The dilution effect suggests that increasing biodiversity — such as the number of different mammal species or bird species — will offer infection control, naturally. The idea is that when there's a lot of different kinds of species around, there might be fewer that make good hosts for pathogens. And when the right host is around, the other species could crowd it out and keep its numbers lower.
In other words, the disease is diluted among the different species. So a tick or mosquito is less likely to feed on an infected animal, and less likely to pass that infection to a person.
Sounds plausible, right? But ecology is complicated — and hard to predict.

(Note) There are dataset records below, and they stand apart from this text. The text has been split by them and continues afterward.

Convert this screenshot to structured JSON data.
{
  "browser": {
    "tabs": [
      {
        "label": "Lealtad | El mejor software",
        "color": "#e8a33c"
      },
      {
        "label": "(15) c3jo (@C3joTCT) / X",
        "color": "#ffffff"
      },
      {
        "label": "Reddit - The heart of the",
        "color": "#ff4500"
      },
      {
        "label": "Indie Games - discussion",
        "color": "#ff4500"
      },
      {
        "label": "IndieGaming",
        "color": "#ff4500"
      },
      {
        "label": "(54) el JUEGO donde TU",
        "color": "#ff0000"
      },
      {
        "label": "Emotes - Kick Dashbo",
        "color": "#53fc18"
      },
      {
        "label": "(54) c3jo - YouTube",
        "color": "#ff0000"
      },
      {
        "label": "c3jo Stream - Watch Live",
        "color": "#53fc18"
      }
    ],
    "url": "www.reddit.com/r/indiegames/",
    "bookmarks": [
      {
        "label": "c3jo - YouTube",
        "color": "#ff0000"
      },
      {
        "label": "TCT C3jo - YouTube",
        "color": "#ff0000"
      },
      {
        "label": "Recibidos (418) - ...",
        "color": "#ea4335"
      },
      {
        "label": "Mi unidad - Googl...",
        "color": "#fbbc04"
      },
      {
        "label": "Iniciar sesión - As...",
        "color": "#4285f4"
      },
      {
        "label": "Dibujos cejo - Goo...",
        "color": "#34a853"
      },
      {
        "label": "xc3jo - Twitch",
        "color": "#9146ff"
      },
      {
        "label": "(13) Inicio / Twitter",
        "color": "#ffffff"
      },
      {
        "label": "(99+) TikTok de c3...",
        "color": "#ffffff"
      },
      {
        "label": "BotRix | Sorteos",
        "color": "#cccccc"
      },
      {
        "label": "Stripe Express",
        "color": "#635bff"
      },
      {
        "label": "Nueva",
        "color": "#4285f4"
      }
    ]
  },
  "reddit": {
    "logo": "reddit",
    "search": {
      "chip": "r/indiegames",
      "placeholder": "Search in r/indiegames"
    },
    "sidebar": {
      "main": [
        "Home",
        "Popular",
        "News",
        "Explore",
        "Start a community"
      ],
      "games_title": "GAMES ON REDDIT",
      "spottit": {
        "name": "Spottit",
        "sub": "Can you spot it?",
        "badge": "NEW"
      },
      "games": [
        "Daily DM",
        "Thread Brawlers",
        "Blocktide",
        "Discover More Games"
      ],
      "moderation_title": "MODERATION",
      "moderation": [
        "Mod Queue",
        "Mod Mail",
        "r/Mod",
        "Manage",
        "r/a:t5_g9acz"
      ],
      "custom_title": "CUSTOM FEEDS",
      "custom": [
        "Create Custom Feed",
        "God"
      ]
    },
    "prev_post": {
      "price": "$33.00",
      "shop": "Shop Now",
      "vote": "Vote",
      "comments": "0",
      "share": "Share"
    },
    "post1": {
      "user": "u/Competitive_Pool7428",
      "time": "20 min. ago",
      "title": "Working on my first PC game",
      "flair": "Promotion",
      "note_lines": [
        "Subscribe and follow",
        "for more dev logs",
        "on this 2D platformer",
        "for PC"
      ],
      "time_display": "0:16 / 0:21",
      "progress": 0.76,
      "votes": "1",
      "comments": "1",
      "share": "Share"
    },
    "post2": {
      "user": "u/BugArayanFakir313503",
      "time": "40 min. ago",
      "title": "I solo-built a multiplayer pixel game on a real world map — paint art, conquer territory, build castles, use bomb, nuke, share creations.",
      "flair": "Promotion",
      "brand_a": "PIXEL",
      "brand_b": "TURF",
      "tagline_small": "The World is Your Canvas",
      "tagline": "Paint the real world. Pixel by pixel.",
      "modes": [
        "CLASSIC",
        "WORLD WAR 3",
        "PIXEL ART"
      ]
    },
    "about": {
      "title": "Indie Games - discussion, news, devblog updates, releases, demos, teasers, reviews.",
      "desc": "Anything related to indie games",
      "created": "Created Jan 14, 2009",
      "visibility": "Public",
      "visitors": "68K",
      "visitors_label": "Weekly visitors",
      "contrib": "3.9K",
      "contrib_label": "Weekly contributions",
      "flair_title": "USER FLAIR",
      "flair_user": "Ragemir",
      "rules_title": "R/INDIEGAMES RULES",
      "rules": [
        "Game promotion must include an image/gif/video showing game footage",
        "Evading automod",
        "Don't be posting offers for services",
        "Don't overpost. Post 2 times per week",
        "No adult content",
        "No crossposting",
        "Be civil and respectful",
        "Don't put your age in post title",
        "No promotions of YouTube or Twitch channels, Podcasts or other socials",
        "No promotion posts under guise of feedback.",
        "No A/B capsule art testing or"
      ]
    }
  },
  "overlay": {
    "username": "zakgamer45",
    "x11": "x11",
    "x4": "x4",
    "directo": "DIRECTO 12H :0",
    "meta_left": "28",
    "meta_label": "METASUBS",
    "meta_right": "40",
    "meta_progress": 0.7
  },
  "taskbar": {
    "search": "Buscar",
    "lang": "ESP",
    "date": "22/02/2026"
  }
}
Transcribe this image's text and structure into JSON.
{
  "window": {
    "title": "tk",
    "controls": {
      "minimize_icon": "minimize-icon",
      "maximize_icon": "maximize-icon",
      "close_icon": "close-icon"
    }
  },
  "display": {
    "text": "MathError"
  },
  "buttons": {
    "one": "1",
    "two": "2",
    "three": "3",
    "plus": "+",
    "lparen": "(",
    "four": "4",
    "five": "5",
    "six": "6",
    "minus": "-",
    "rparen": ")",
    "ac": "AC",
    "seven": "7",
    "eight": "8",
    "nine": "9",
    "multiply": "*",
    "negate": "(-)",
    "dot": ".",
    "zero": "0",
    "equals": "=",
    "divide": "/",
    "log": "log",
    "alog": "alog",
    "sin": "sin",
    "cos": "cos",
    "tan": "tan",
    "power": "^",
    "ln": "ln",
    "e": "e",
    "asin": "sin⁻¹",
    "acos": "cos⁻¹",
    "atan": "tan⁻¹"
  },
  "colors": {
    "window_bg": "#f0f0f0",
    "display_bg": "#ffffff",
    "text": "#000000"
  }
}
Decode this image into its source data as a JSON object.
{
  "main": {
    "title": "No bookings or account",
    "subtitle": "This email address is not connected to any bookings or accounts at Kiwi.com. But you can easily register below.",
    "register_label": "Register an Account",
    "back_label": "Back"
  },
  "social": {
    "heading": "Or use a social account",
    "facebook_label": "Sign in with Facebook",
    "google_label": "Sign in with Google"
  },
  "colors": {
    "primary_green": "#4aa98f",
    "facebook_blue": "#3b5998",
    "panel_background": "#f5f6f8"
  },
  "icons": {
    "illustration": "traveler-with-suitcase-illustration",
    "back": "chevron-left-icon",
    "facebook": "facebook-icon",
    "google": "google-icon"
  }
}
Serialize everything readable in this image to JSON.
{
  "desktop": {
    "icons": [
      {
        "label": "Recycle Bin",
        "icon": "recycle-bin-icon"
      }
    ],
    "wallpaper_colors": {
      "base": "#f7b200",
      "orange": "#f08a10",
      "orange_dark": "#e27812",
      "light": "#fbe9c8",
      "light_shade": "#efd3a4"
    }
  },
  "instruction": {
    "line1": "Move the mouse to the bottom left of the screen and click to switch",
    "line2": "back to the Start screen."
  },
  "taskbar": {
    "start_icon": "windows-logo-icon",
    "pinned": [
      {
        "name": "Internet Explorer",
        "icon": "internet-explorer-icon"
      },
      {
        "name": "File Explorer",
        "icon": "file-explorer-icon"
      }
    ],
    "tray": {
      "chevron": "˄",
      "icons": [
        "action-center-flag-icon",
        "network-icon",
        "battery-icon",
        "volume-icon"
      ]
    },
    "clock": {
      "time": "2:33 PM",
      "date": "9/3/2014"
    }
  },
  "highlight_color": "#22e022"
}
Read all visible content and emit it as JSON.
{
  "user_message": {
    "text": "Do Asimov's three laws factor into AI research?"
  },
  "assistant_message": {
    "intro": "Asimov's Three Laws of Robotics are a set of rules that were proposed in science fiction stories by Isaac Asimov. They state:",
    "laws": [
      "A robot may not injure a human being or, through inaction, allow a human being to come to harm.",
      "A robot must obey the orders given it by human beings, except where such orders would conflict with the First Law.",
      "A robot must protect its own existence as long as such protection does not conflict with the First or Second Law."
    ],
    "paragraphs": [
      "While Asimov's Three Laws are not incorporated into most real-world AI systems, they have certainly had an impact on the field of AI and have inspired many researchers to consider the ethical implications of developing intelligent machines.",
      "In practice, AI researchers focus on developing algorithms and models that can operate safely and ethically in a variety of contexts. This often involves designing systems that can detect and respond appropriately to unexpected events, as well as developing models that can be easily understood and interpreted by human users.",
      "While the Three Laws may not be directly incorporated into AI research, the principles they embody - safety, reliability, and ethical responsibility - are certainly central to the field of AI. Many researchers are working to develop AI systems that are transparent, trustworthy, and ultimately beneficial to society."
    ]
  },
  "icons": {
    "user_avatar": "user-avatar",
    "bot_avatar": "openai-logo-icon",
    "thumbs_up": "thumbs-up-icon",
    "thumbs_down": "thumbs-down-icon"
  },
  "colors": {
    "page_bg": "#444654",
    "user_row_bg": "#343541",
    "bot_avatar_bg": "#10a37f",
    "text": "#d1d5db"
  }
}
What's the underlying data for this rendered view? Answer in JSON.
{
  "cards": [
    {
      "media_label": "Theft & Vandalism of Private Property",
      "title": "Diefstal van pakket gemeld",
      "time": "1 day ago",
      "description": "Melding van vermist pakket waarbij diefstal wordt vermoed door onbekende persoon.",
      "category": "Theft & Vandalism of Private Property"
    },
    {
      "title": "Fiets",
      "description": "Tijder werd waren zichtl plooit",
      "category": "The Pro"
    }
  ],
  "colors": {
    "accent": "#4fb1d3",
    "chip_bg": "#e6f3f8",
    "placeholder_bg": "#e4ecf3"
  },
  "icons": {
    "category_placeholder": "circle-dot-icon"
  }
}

To see if the dilution effect plays out in real life, ecologist David Civitello and his team analyzed a broad swath of recent research on biodiversity and disease. In most cases, they found increased biodiversity meant there were fewer infections in animals that transmit parasites to people. For example, deer mice that live in less diverse communities in the Great Basin of Utah were more likely to harbor hantavirus than animals that live in communities with more biodiversity.
But not all diseases showed this pattern. That's OK, Civitello says. "Things aren't going to work everywhere, all the time," he says. "What we found is that the dilution effect occurs very commonly."
Ecologist Chelsea Wood, at the University of Michigan, doesn't agree.
She thinks the dilution effect is far rarer than Civitello's study lets on. "Approaching the idea of conservation for disease control is premature," she says.
Wood worries that scientists want so badly to believe that the dilution effect hypothesis applies in all situations that it affects what gets published. "No one wants to write the paper that if you bulldoze the forest, diseases will go away. I don't want to write that paper," she says.
Another issue Wood has is that most of the studies included in Civetello's study looked only at a single parasite or virus at a time. In real ecosystems, there's often more than one pathogen in the same area. Each one could respond to having more species around in opposite ways.
"If we're interested in understanding how general the dilution effect is," she says, "we need to study a cross section of parasite diversity in an ecosystem."
On this point, Civitello agrees. We need to understand why biodiversity affects some pathogens and the risk for disease, and for others biodiversity doesn't seem to matter. More research needs to look into how the dilution effect actually operates in the real world.